At this point, it looks like the data storage and security giant will buy anything that moves as long as it has to do with cloud services. On Oct. 28 EMC announced the acquisition of three cloud technology companies at once: Cloudscaling, Maginatics and Spanning.
Each company brings to EMC expertise and software it didn’t have previously in addition to the new blood it needs to keep up with the scores of storage- and security-related startups that have been nipping at its heels for several years.
All of the new additions are aimed at EMC’s chosen future direction: Provide first-class hybrid cloud solutions that contains any type of IT a customer may want to buy — products that span cloud infrastructure, storage and data protection.
Only the Most Recent Acquisitions
These three acquisitions are only the most recent. In all, EMC has acquired 14 other companies in the last three years: XtremIO, Likewise, ScaleIO, Watch4Net, iWave, TwinStrata, Syncplicity, Trinity Technologies, Asankya, Tiburon Technologies, Netwitness, Silicium Security, Silver Tail Systems, and Aveksa. The mothership’s insatiable appetite for swallowing outside IT and engineers has almost become the stuff of legend.
On a particularly busy day for making industry news, the company also announced the launch of the EMC Enterprise Hybrid Cloud Solution, an aggregation that unites the best of private and public clouds to enable IT-as-a-service and offers public cloud interoperability. To do this, EMC uses its own components, such as VMware vCloud Air and RSA Security, to work alongside other industry standard cloud-based services, such as Microsoft Azure and Amazon Web Services (AWS).
EMC appears quite willing to surrender its market war games with competitors in order to bring democratization to the solution for the benefit of the customer. Things are moving so fast in the data center products and services business that if everything does not work together well in a best-of-breed-type manner, potential customers will quickly look elsewhere if one provider cannot provide what’s needed, and quickly. And what’s needed in most cases is fast new software that can work on commodity servers and storage, whether the hardware is older or new.
‘Redefining Hybrid Cloud’
“We’re redefining hybrid cloud,” EMC Vice President of Cloud Solutions Peter Cutts wrote in his company blog. “Why? Because the speed at which organizations do business is accelerating–the IT megatrends of cloud, mobile, social and big data represent a massive opportunity for companies to deliver better products, better services, and better outcomes for their customers–but to be successful every fast-moving business needs an even faster-moving IT organization.”
This is because IT is now vital for almost every project’s success within an organization, Cutts said.
“IT has been helping organizations drive growth, derive more value, provide agility and reduce cost.
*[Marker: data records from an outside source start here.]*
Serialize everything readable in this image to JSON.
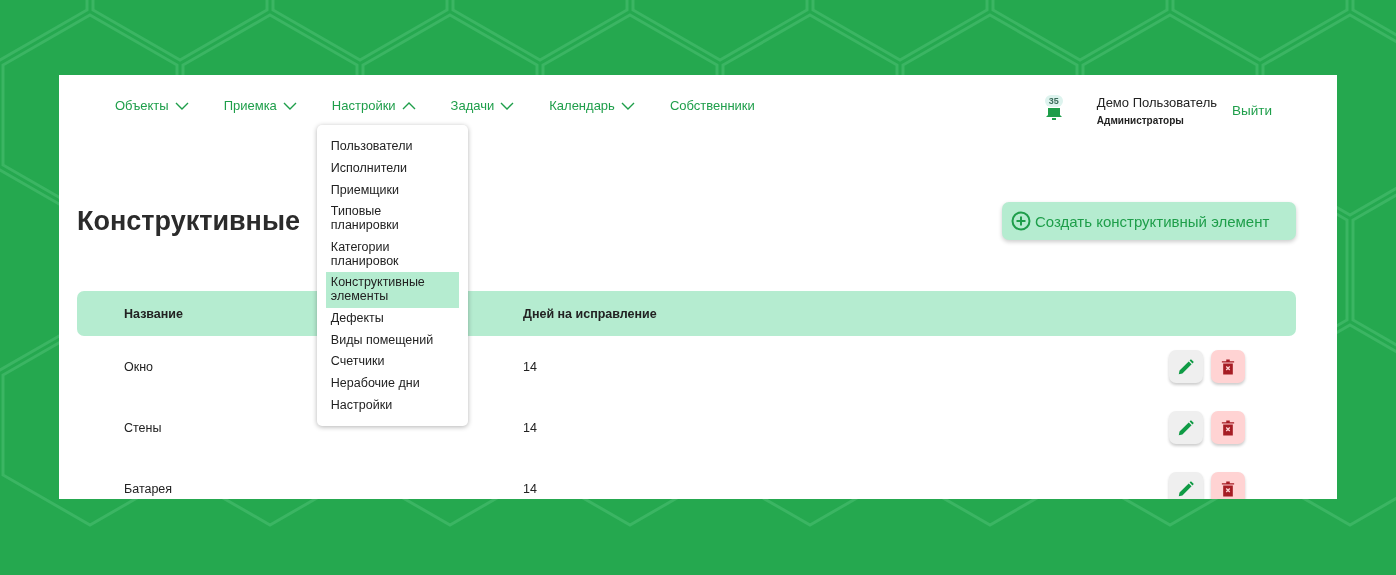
{
  "navigation": {
    "items": [
      {
        "label": "Объекты",
        "expanded": false,
        "has_menu": true
      },
      {
        "label": "Приемка",
        "expanded": false,
        "has_menu": true
      },
      {
        "label": "Настройки",
        "expanded": true,
        "has_menu": true
      },
      {
        "label": "Задачи",
        "expanded": false,
        "has_menu": true
      },
      {
        "label": "Календарь",
        "expanded": false,
        "has_menu": true
      },
      {
        "label": "Собственники",
        "has_menu": false
      }
    ]
  },
  "dropdown": {
    "items": [
      {
        "label": "Пользователи",
        "selected": false
      },
      {
        "label": "Исполнители",
        "selected": false
      },
      {
        "label": "Приемщики",
        "selected": false
      },
      {
        "label": "Типовые планировки",
        "selected": false
      },
      {
        "label": "Категории планировок",
        "selected": false
      },
      {
        "label": "Конструктивные элементы",
        "selected": true
      },
      {
        "label": "Дефекты",
        "selected": false
      },
      {
        "label": "Виды помещений",
        "selected": false
      },
      {
        "label": "Счетчики",
        "selected": false
      },
      {
        "label": "Нерабочие дни",
        "selected": false
      },
      {
        "label": "Настройки",
        "selected": false
      }
    ]
  },
  "notifications": {
    "count": "35"
  },
  "user": {
    "name": "Демо Пользователь",
    "role": "Администраторы",
    "logout": "Выйти"
  },
  "page": {
    "title": "Конструктивные",
    "create_button": "Создать конструктивный элемент"
  },
  "table": {
    "columns": [
      "Название",
      "Дней на исправление"
    ],
    "rows": [
      {
        "name": "Окно",
        "days": "14"
      },
      {
        "name": "Стены",
        "days": "14"
      },
      {
        "name": "Батарея",
        "days": "14"
      }
    ]
  }
}
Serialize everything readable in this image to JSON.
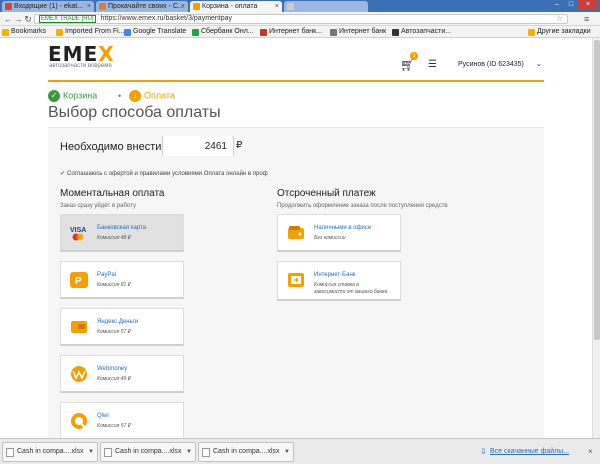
{
  "browser": {
    "tabs": [
      {
        "label": "Входящие (1) - ekat...",
        "active": false,
        "icon_color": "#d44638"
      },
      {
        "label": "Прокачайте своих - С...",
        "active": false,
        "icon_color": "#e07b39"
      },
      {
        "label": "Корзина - оплата",
        "active": true,
        "icon_color": "#f5a000"
      },
      {
        "label": "",
        "active": false,
        "icon_color": "#cccccc"
      }
    ],
    "url_secure": "EMEX TRADE [RU]",
    "url": "https://www.emex.ru/basket/3/paymentpay",
    "bookmarks": [
      {
        "label": "Bookmarks",
        "icon_color": "#f0b400"
      },
      {
        "label": "Imported From Fi...",
        "icon_color": "#f0b400"
      },
      {
        "label": "Google Translate",
        "icon_color": "#4285f4"
      },
      {
        "label": "Сбербанк Онл...",
        "icon_color": "#1ea345"
      },
      {
        "label": "Интернет банк...",
        "icon_color": "#c0392b"
      },
      {
        "label": "Интернет банк",
        "icon_color": "#777777"
      },
      {
        "label": "Автозапчасти...",
        "icon_color": "#333333"
      },
      {
        "label": "Другие закладки",
        "icon_color": "#f0b400"
      }
    ]
  },
  "site": {
    "logo_e1": "E",
    "logo_m": "M",
    "logo_e2": "E",
    "logo_x": "X",
    "logo_sub": "автозапчасти вовремя",
    "cart_count": "1",
    "user": "Русинов (ID 623435)",
    "accent_color": "#f5a000"
  },
  "steps": {
    "cart": "Корзина",
    "payment": "Оплата"
  },
  "page_title": "Выбор способа оплаты",
  "amount": {
    "label": "Необходимо внести",
    "value": "2461",
    "currency": "₽"
  },
  "agreement": "Соглашаюсь с офертой и правилами условиями Оплата онлайн в проф",
  "instant": {
    "title": "Моментальная оплата",
    "subtitle": "Заказ сразу уйдёт в работу",
    "methods": [
      {
        "icon": "visa-mastercard-icon",
        "name": "Банковская карта",
        "fee": "Комиссия 48 ₽",
        "selected": true
      },
      {
        "icon": "paypal-icon",
        "name": "PayPal",
        "fee": "Комиссия 81 ₽",
        "selected": false
      },
      {
        "icon": "yandex-money-icon",
        "name": "Яндекс.Деньги",
        "fee": "Комиссия 57 ₽",
        "selected": false
      },
      {
        "icon": "webmoney-icon",
        "name": "Webmoney",
        "fee": "Комиссия 49 ₽",
        "selected": false
      },
      {
        "icon": "qiwi-icon",
        "name": "Qiwi",
        "fee": "Комиссия 57 ₽",
        "selected": false
      }
    ]
  },
  "deferred": {
    "title": "Отсроченный платеж",
    "subtitle": "Продолжить оформление заказа после поступления средств",
    "methods": [
      {
        "icon": "wallet-icon",
        "name": "Наличными в офисе",
        "fee": "Без комиссии",
        "fee2": ""
      },
      {
        "icon": "bank-icon",
        "name": "Интернет-Банк",
        "fee": "Комиссия ставка в",
        "fee2": "зависимости от вашего банка"
      }
    ]
  },
  "downloads": {
    "items": [
      "Cash in compa....xlsx",
      "Cash in compa....xlsx",
      "Cash in compa....xlsx"
    ],
    "all_label": "Все скачанные файлы..."
  }
}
Yet while most organizations are good at executing well-structured long-term projects where resource requirements are known, they’re usually challenged when it comes to fast-paced short-term projects with unpredictable requirements,” Cutts said.
Cutts said that the EMC Enterprise Hybrid Cloud Solution simplifies deployment of a hybrid cloud “because it is a fully engineered solution delivering support for a variety of workloads enterprise IT is now expected to support.”
Several Options Within the Package
The packages offer several options–VMware, Microsoft, OpenStack–and choice in public clouds with which a company’s on-premises data center can interoperate. This is what many data center managers, CIOs and CTOs are seeking
As part of the launch, EMC also introduced new professional and educational services designed to help customers implement the Hybrid Cloud Solution within their own IT environments.
The EMC Enterprise Hybrid Cloud Solution Federation Software Defined Data Center (SDDC) Edition with VMware is available immediately. Microsoft Cloud Platform and OpenStack-powered editions will be available in 2015, the company said.